While there is not yet any way to get the DC catalogue in a readable format for a black and white eReader like the Kindle Paperwhite it is possible that this situation may change in the not too distant future.  Representatives of the company are interested in the idea of making their content available to eReader owners and see little reason for that to be prevented if a positive experience with black and white reading can be confirmed.  Senior VP of Digital for DC Hank Kanalz went so far as to explain his position:

“We’re taking a look at whether we like how it looks in the black-and-white space. My attitude is that if you’re stuck on a train, and you only have your Paperwhite or other black-and-white device, you can read it then and see it in color later”

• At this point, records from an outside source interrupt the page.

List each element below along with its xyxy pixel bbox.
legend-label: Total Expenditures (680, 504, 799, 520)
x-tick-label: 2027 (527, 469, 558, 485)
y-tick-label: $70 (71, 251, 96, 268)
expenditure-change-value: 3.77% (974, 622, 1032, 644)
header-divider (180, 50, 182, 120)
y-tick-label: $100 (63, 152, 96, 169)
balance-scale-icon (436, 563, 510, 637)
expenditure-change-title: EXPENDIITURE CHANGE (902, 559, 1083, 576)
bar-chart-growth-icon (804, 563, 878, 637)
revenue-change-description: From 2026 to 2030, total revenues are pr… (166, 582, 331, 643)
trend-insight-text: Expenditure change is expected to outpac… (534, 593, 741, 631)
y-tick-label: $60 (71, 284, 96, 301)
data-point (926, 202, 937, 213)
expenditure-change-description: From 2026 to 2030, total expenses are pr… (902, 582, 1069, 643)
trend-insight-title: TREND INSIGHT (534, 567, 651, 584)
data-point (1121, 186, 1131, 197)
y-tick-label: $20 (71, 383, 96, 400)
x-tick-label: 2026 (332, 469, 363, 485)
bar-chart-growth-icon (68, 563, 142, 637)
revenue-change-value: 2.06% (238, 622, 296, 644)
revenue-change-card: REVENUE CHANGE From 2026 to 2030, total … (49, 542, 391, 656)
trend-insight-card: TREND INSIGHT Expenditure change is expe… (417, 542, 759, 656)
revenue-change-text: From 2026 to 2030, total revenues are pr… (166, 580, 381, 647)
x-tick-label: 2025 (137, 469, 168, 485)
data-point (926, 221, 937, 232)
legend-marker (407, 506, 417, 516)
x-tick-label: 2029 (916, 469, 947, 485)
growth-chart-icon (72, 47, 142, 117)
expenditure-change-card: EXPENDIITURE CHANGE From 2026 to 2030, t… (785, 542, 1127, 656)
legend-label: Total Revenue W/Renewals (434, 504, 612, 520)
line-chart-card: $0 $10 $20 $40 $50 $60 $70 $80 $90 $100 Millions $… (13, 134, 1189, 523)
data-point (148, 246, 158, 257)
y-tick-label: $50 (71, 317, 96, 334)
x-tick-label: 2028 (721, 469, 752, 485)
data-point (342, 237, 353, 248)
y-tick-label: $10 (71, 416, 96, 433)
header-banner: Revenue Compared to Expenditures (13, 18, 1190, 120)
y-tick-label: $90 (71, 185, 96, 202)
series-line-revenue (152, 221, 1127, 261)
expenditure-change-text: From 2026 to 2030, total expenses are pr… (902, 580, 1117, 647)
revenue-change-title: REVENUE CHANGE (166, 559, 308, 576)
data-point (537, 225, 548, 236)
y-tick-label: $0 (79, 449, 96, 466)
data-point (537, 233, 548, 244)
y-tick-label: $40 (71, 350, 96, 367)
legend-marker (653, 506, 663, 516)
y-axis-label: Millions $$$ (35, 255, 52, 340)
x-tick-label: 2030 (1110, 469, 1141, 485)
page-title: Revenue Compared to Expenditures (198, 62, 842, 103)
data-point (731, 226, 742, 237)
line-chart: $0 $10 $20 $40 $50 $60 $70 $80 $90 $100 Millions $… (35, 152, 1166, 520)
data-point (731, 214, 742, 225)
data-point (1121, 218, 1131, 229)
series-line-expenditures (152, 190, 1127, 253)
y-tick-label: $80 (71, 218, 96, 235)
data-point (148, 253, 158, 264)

This should go a long way toward both increasing interest in digital comic distribution and proving that an online distribution model will work for such a large publisher of graphic storytelling.  Seventy titles are already present in the Kindle Store and more will be around soon.  Perhaps it’s a matter of personal opinion, but I doubt there will be much concern over the end of Comixology’s reign when it comes to comic content being served to Kindle Fire owners.  It’s only a matter of time now before everybody else catches on.

Kindle vs Nook: DC Debacle Spurs B&N To Dumb Move

It’s no real secret that Barnes & Noble has quickly come to depend on their Nook eReader line, which by extension means it isn’t really too surprising that they might overreact when that is threatened.  A recent spat with DC Comics over a limited term of Kindle Fire eComic distribution exclusivity for a segment of the publisher’s current titles has resulted in just such an overreaction, though, and their failure to see the mistake may well provide difficulties going forward.

The underlying complaint on the part of Barnes & Noble is that DC has had the audacity to offer eReader exclusivity on 100 or so titles to Amazon as a temporary means for Amazon to promote the Kindle Fire.  While there is no information yet, to the best of my knowledge, as to how long this deal will remain in place, both DC and Amazon have acknowledged that it is not intended to necessarily be a long term arrangement.

As a result, Barnes & Noble has pulled all DC titles from their stores.  This includes every physical copy of the Amazon digital exclusives from DC Comics.  No notice was given to customers initially, simply a blanket email to all stores requiring them to remove the books.  To pull the gist of the eventual published statement from the Brick & Mortar book giant: “Regardless of the publisher, we will not stock physical books in our stores if we are not offered the available digital format.[...]To sell and promote the physical book in our store showrooms, and not have the eBook available for sale would undermine our promise to Barnes & Noble customers to make available any book, anywhere, anytime.”

On the surface, one has to applaud the effort.  Maybe this was an instance of Amazon throwing their weight around that required a significant response from a major retailer to help publishers see that such behavior is unacceptable.  That sentiment lasts right up until the realization that at this time Barnes & Noble does not in any way offer electronic comic publications.

The chain has decided that they are so dedicated to the principal on this issue that they are willing to turn away customers at the door rather than allow Amazon’s Kindle Fire access to something the Nook Color has not even tried to exploit after a year on the market.  Now not only with B&N customers not be able to download their comics, they can’t get physical copies except through the B&N website.  Stores have even been instructed to turn away special orders.  No copy will be allowed to enter the store, no matter how much you want to give your money to Barnes & Noble.

In the end, I see this hurting nobody but B&N, their customers, and the creators of the works in question.  Nobody wins but Amazon and customers have one more reason to avoid dealing with anybody else.  While this could have been quickly remedied with a quiet apology for initial overreaction, there is no excuse for letting it continue and treating customers this poorly, especially at a time when they are faced with a superior competing product.